Paul ARCHBOLD; Fabrice FITCH
WIND-UP Chamber Music
Peter Hill (piano) Hugh Webb
(harp) Bridget Carey (viola) Francesca Hanley (flute) Barry Webb (trombone)
with Julian Warburton (percussion). Ensemble Exposé/Roger Redgate
Metier MSV CD92042
[70.40]
Crotchet
These recordings dating from autumn 1999 bring together two composers who
are lecturers at Durham University. Archbold is represented by pas de
deux to Bridget Carey, composed for their wedding day, three tales
Of Crossed Destinies for harp, and Disenchanted Voices for flute,
viola & harp, a useful companion piece for the Debussy sonata.
Fitch has a book on
Ockeghem and has studied with Fernyhough.

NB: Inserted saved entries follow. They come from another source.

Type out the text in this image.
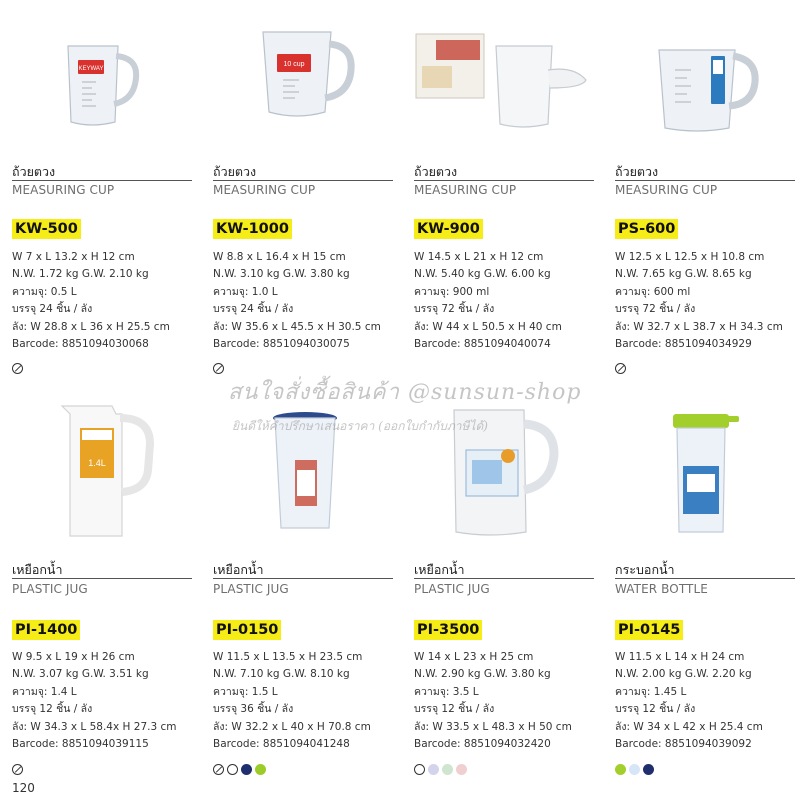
KEYWAY
ถ้วยตวง
MEASURING CUP
KW-500
W 7 x L 13.2 x H 12 cm
N.W. 1.72 kg G.W. 2.10 kg
ความจุ: 0.5 L
บรรจุ 24 ชิ้น / ลัง
ลัง: W 28.8 x L 36 x H 25.5 cm
Barcode: 8851094030068
10 cup
ถ้วยตวง
MEASURING CUP
KW-1000
W 8.8 x L 16.4 x H 15 cm
N.W. 3.10 kg G.W. 3.80 kg
ความจุ: 1.0 L
บรรจุ 24 ชิ้น / ลัง
ลัง: W 35.6 x L 45.5 x H 30.5 cm
Barcode: 8851094030075
ถ้วยตวง
MEASURING CUP
KW-900
W 14.5 x L 21 x H 12 cm
N.W. 5.40 kg G.W. 6.00 kg
ความจุ: 900 ml
บรรจุ 72 ชิ้น / ลัง
ลัง: W 44 x L 50.5 x H 40 cm
Barcode: 8851094040074
ถ้วยตวง
MEASURING CUP
PS-600
W 12.5 x L 12.5 x H 10.8 cm
N.W. 7.65 kg G.W. 8.65 kg
ความจุ: 600 ml
บรรจุ 72 ชิ้น / ลัง
ลัง: W 32.7 x L 38.7 x H 34.3 cm
Barcode: 8851094034929
1.4L
เหยือกน้ำ
PLASTIC JUG
PI-1400
W 9.5 x L 19 x H 26 cm
N.W. 3.07 kg G.W. 3.51 kg
ความจุ: 1.4 L
บรรจุ 12 ชิ้น / ลัง
ลัง: W 34.3 x L 58.4x H 27.3 cm
Barcode: 8851094039115
เหยือกน้ำ
PLASTIC JUG
PI-0150
W 11.5 x L 13.5 x H 23.5 cm
N.W. 7.10 kg G.W. 8.10 kg
ความจุ: 1.5 L
บรรจุ 36 ชิ้น / ลัง
ลัง: W 32.2 x L 40 x H 70.8 cm
Barcode: 8851094041248
เหยือกน้ำ
PLASTIC JUG
PI-3500
W 14 x L 23 x H 25 cm
N.W. 2.90 kg G.W. 3.80 kg
ความจุ: 3.5 L
บรรจุ 12 ชิ้น / ลัง
ลัง: W 33.5 x L 48.3 x H 50 cm
Barcode: 8851094032420
กระบอกน้ำ
WATER BOTTLE
PI-0145
W 11.5 x L 14 x H 24 cm
N.W. 2.00 kg G.W. 2.20 kg
ความจุ: 1.45 L
บรรจุ 12 ชิ้น / ลัง
ลัง: W 34 x L 42 x H 25.4 cm
Barcode: 8851094039092
สนใจสั่งซื้อสินค้า @sunsun-shop
ยินดีให้คำปรึกษาเสนอราคา (ออกใบกำกับภาษีได้)
120
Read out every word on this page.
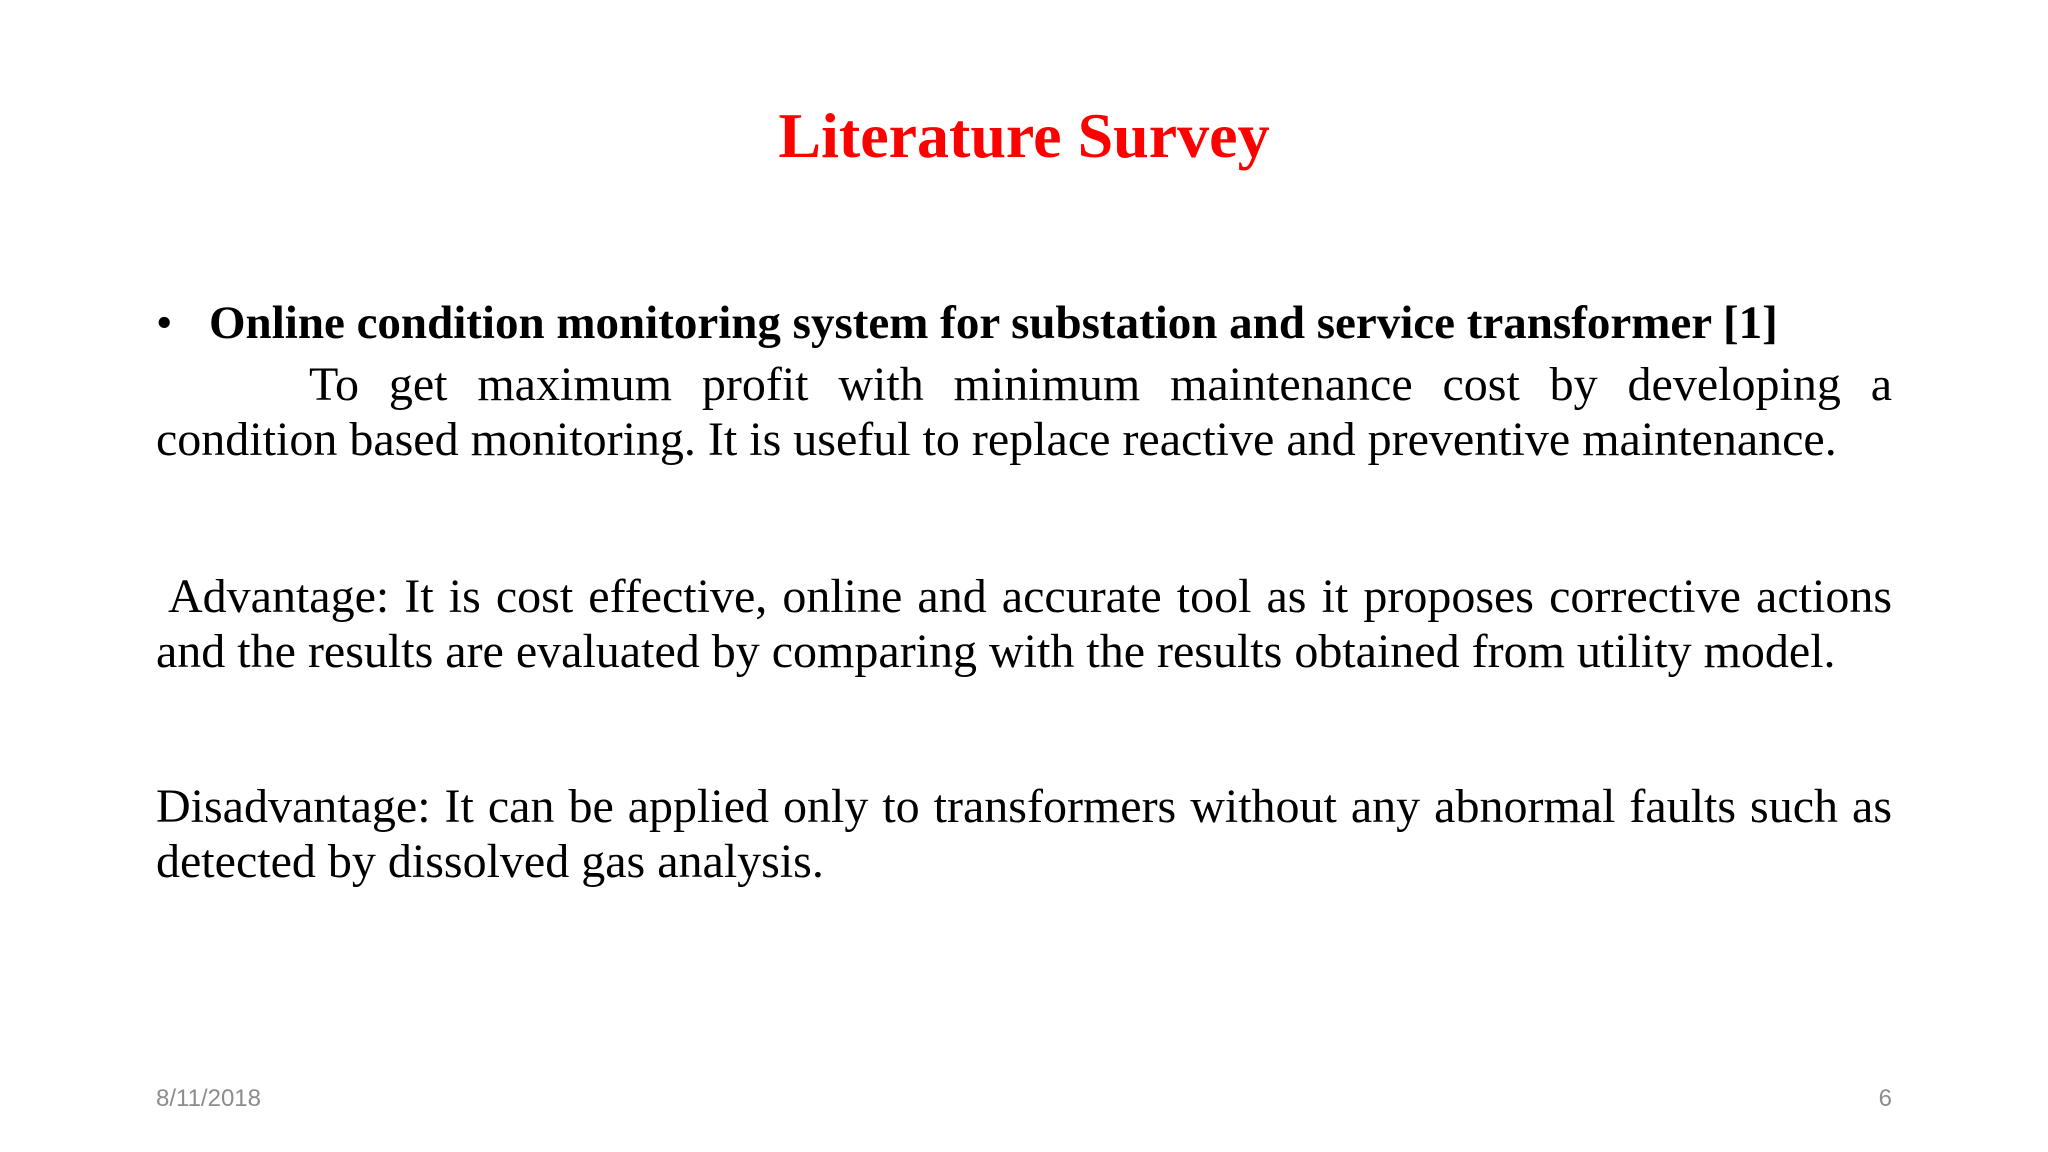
Literature Survey
• Online condition monitoring system for substation and service transformer [1]

To get maximum profit with minimum maintenance cost by developing a condition based monitoring. It is useful to replace reactive and preventive maintenance.

Advantage: It is cost effective, online and accurate tool as it proposes corrective actions and the results are evaluated by comparing with the results obtained from utility model.

Disadvantage: It can be applied only to transformers without any abnormal faults such as detected by dissolved gas analysis.

8/11/2018	6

The CD takes its overall title from his Wind-Up cycle of piano pieces
which explore 'mechanistic conceits'. It is surprising that the notes about
musical mechanisms and their fascination do not mention Birtwistle, our chief
exponent of this area of interest, and his Harrison's Clocks
[Sound
Circus SC004]. This theme is ostensibly a link between the
piano pieces which begin and end this programme. Archbold's Etudes en
mouvementi (1992-5), five 'studies in shaping the perceived flow of time',
are accessible and expressive, more than obviously mechanistic on first hearing
(e.g. the third is 'a six part canon concealed in a torrent of notes').

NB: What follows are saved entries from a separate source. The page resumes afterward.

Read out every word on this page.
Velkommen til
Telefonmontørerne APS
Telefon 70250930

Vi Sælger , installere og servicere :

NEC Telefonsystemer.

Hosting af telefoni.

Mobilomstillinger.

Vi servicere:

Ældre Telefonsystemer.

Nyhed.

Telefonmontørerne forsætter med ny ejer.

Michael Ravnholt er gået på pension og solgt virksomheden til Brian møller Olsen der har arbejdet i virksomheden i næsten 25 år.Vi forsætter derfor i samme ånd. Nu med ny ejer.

Fitch's three piano pieces share the same point of contact, whilst inhabiting
very different sound-worlds. He likes jagged, stacccato chords. The third,
See-saw (after Brahms), parodies a Brahms intermezzo. .Fitch's
Wind-Up was premiered by Peter Hill, the expert pianist here, in Durham,
March 2000. His Structures en Bronze, recorded in Huddersfield by
two musicians from that University, has trombone & percussion going from
confrontation to symbiosis, with the music increasingly dominated by glissandi.
Finally, Filigranes, scored for five members of Exposé,
is said to allude to master illuminators of the fifteenth century, but the
connection eludes me, other than in its brief Commentary in the form of
a prologue for flute, recorder, oboe, viola and cello, also included
- a straight transcription of an Ars subtilio ballade and a sheer
delight.
Fitch's music is more abrasive and less listener friendly than Archbold's,
but both are worth persevering with. All the performances sound fine, though
few would be in a position to judge authoritatively, and the back-up information
is well written. A good CD for the tough-minded.